A strong sign of a flourishing creative society is when there are lots of active authors, artists, musicians, performers and others. New ideas and expressions appear, giving people an ever-greater range of works that can inform and inspire them.
However, this can pose a challenge in terms of how to help users of works, when carrying out activities not covered by exceptions and limitations to copyright, find the right person to pay.
For institutions like libraries, the necessity to find every single author or publisher whose books or articles, for example, may be copied to create course-packs (at least where the portion copied is long enough to justify payment) would impose major administrative costs, over and above the remumeration to rightholders.
In these situations, collective management organisations (CMOs) can provide a valuable role, acting as an intermediary between the users of works and their creators. When they work correctly, they provide an efficient means of making copyright function.
In many countries, there is only one such collecting society per sector (such as books, films, or visual arts), often enjoying the exclusive possibility to licence rights. While this may bring simplicity, it also effectively creates a monopoly.
Just as with major internet platforms, it is therefore important to ensure that this situation really does work best both for creators and users of works. There have indeed been a number of competition (anti-trust) cases where collecting societies have been found at fault.
In these cases, there is a risk that uses of works are curtailed by excessively high pricing. Meanwhile, internal structures that allow more power for bigger actors (better established creators, bigger publishers) may risk leaving less resources for others than might otherwise be the case.
There are tools available to promote good practice, not least the Code of Conduct prepared by the International Federation of Reprographic Rights Organisations and the Good Practice Toolkit for the Management of CMOs created by the World Intellectual Property Organization (WIPO).
The below list, based primarily on the WIPO document, provides a draft framework for thinking through whether the collecting societies with which libraries are working are complying with good practices. It has benefitted from input from Ben White (University of Bournemouth) and Teresa Hackett (EIFL).
We welcome views, and of course invite libraries and library associations around the world to use it to judge whether the CMOs with which they are working are displaying good practice.
A. Transparent Rules
- Does the CMO regularly publish and keep up to date information on its membership rules and governance (including the possibilities for all members and representatives of the sectors they operate in to be represented on governing structures, and to influence decision-making)?
- Does the CMO regularly publish and keep up to date information on its tariff structure, the markets they offer licences in / collect monies from and policies on distribution (or non-distribution) of royalties, deductions and investments?
- Does the CMO regularly publish and keep up to date information on its complaint and dispute resolution procedures?
- Does the CMO regularly publish and keep up to date information on the members of its management and board, which categories of rightholder they represent, the sectors which they operate in (including the legal basis), their remuneration, and statements of potential conflicts of interest?
- Does the CMO have a policy on conflict of interest / require statements of potential conflict of interest from members?
B. Fair Membership
- Are the criteria for membership clear, transparent and non-discriminatory?
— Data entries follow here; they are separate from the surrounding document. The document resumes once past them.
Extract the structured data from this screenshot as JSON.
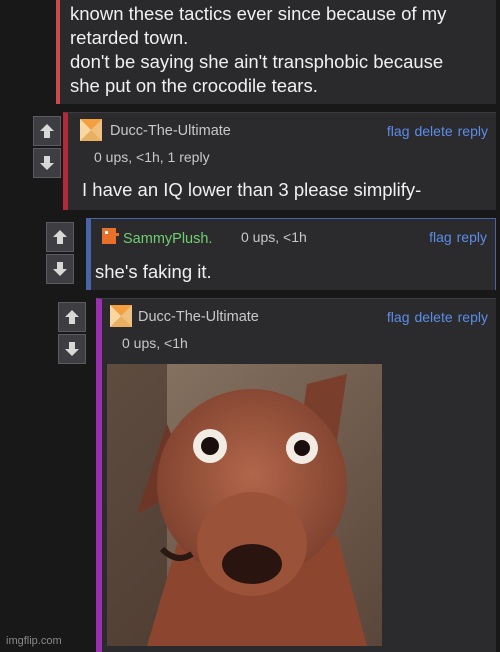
{
  "top_comment": {
    "lines": [
      "known these tactics ever since because of my",
      "retarded town.",
      "don't be saying she ain't transphobic because",
      "she put on the crocodile tears."
    ]
  },
  "comments": [
    {
      "username": "Ducc-The-Ultimate",
      "username_color": "#c8c8c8",
      "meta": "0 ups, <1h, 1 reply",
      "actions": [
        "flag",
        "delete",
        "reply"
      ],
      "text": "I have an IQ lower than 3 please simplify-"
    },
    {
      "username": "SammyPlush.",
      "username_color": "#6fcf6f",
      "meta": "0 ups, <1h",
      "actions": [
        "flag",
        "reply"
      ],
      "text": "she's faking it."
    },
    {
      "username": "Ducc-The-Ultimate",
      "username_color": "#c8c8c8",
      "meta": "0 ups, <1h",
      "actions": [
        "flag",
        "delete",
        "reply"
      ],
      "image": "dog-meme-image"
    }
  ],
  "watermark": "imgflip.com",
  "colors": {
    "link": "#5b8de8",
    "thread_red": "#b02a3a",
    "thread_blue": "#4a63a8",
    "thread_purple": "#9a2fb0"
  }
}
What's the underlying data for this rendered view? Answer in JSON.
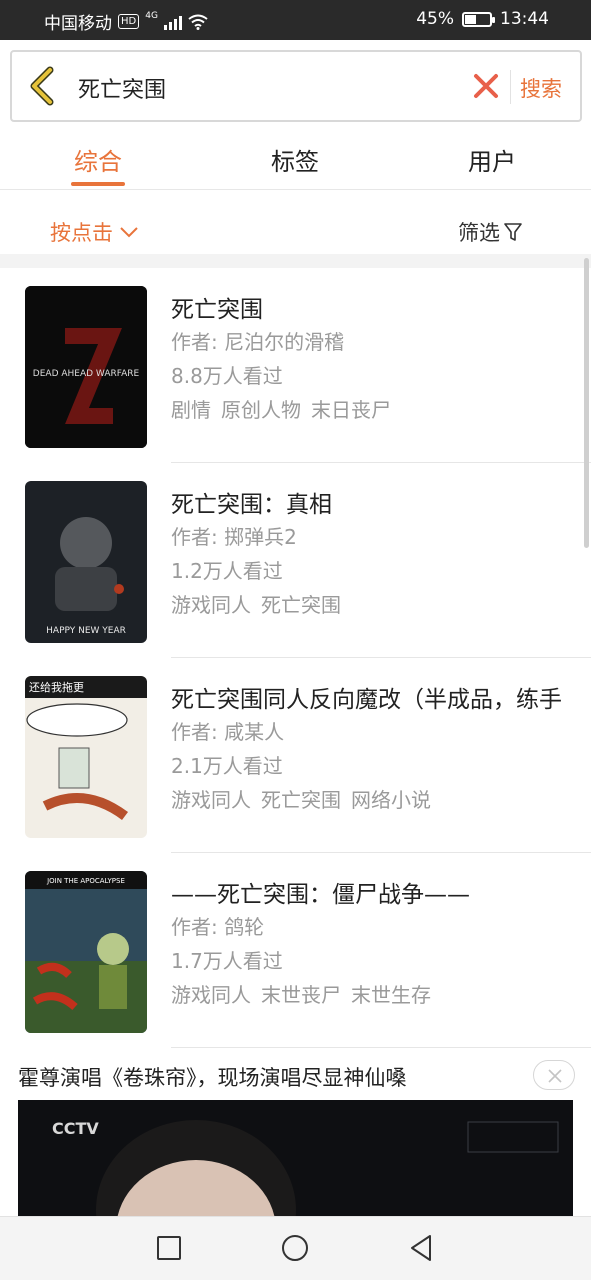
{
  "status_bar": {
    "carrier": "中国移动",
    "hd": "HD",
    "network": "4G",
    "battery_percent": "45%",
    "battery_level": 0.45,
    "time": "13:44"
  },
  "search": {
    "query": "死亡突围",
    "search_label": "搜索"
  },
  "tabs": [
    {
      "label": "综合",
      "active": true
    },
    {
      "label": "标签",
      "active": false
    },
    {
      "label": "用户",
      "active": false
    }
  ],
  "sort": {
    "sort_label": "按点击",
    "filter_label": "筛选"
  },
  "results": [
    {
      "title": "死亡突围",
      "author": "作者: 尼泊尔的滑稽",
      "views": "8.8万人看过",
      "tags": [
        "剧情",
        "原创人物",
        "末日丧尸"
      ],
      "cover_text": "DEAD AHEAD WARFARE"
    },
    {
      "title": "死亡突围：真相",
      "author": "作者: 掷弹兵2",
      "views": "1.2万人看过",
      "tags": [
        "游戏同人",
        "死亡突围"
      ],
      "cover_text": "HAPPY NEW YEAR"
    },
    {
      "title": "死亡突围同人反向魔改（半成品，练手",
      "author": "作者: 咸某人",
      "views": "2.1万人看过",
      "tags": [
        "游戏同人",
        "死亡突围",
        "网络小说"
      ],
      "cover_text": "还给我拖更"
    },
    {
      "title": "——死亡突围：僵尸战争——",
      "author": "作者: 鸽轮",
      "views": "1.7万人看过",
      "tags": [
        "游戏同人",
        "末世丧尸",
        "末世生存"
      ],
      "cover_text": "JOIN THE APOCALYPSE"
    }
  ],
  "ad": {
    "title": "霍尊演唱《卷珠帘》，现场演唱尽显神仙嗓",
    "logo_text": "CCTV"
  },
  "colors": {
    "accent": "#e8743b",
    "secondary_text": "#9a9a9a"
  }
}
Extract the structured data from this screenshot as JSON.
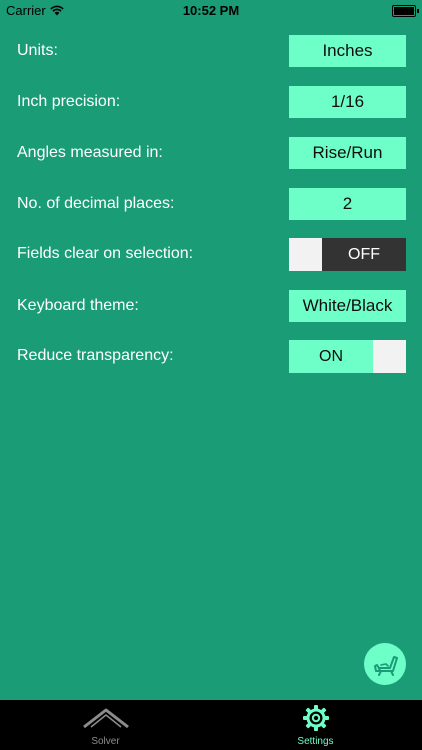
{
  "status_bar": {
    "carrier": "Carrier",
    "time": "10:52 PM",
    "wifi_icon": "wifi-icon",
    "battery_icon": "battery-icon",
    "battery_level": 1.0
  },
  "settings": {
    "units": {
      "label": "Units:",
      "value": "Inches"
    },
    "inch_precision": {
      "label": "Inch precision:",
      "value": "1/16"
    },
    "angles": {
      "label": "Angles measured in:",
      "value": "Rise/Run"
    },
    "decimal_places": {
      "label": "No. of decimal places:",
      "value": "2"
    },
    "fields_clear": {
      "label": "Fields clear on selection:",
      "state": "OFF"
    },
    "keyboard_theme": {
      "label": "Keyboard theme:",
      "value": "White/Black"
    },
    "reduce_transparency": {
      "label": "Reduce transparency:",
      "state": "ON"
    }
  },
  "fab": {
    "icon": "chair-icon"
  },
  "tab_bar": {
    "tabs": [
      {
        "label": "Solver",
        "icon": "roof-icon",
        "selected": false
      },
      {
        "label": "Settings",
        "icon": "gear-icon",
        "selected": true
      }
    ]
  },
  "colors": {
    "background": "#1a9c77",
    "accent": "#6effc9",
    "toggle_dark": "#333333",
    "tab_bar": "#000000"
  }
}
- Can a member terminate or change the mandates they give within a reasonable time-period?
- Can a member participate in the General Meeting?
- Can a member be eligible for positions in the decision-making or oversight bodies of the CMO, subject to fulfilling fair and proportionate requirements.
- Can representatives of the sectors from which the CMO collect monies be members?
C. Fair Operation
- Does the CMO guarantee a fair balance – including equal voting rights – between the interests of different types of rightholder (i.e. authors, publishers), including on the Board?
- Does the CMO have explicit authorisation from its General Meeting for all spending of revenues on things other than redistribution?
- Does the CMO produce and publish an annual report and audited accounts including information on incomes, collections at a general and sectoral level, operating expenses, and deductions, and inform its members of this?
- Does the CMO produce a summary, for each individual member or category of member earning royalties, of the amounts received for their works, the operating expenses and deductions applied, outstanding payments, and a breakdown by category of rights, types of use, and whether money comes domestically or through a reciprocal agreement?
- Does the CMO provide users with information about rights and categories of rightholders administered, a list of works managed (and relevant rights), a summary of tariffs, a description of licence terms / the legal basis under which they operate, the sectors and purposes for which they collect payment in line with statutory requirements, and details of how a licensee can cancel licences where appropriate?
- Does the CMO use objective, fair and non-discriminatory criteria in licensing works to users, taking account of statutory limitations and exceptions, and using tariffs based on cross-sectoral analysis, economic evidence, the commercial value of rights, and benefits to licensees?
- Does the CMO make available on the website a complete list of all the standard licences they offer, including the terms and conditions of those licences?
- Does the CMO assume liability for all uses carried out under the licences offered?
D. Strong Governance
- Is the CMO independent of government, i.e. protecting CMOs from potential abuse, but also avoiding the interests of CMOs steering those of governments?
- If the CMO regulates itself, does it have an oversight board with representatives of users and government?
- If the CMO is not self-regulated, is there a rigorous mechanism for ensuring its correct operation?
- Is there a means of ensuring that the interests of licensees and users are represented or at least protected?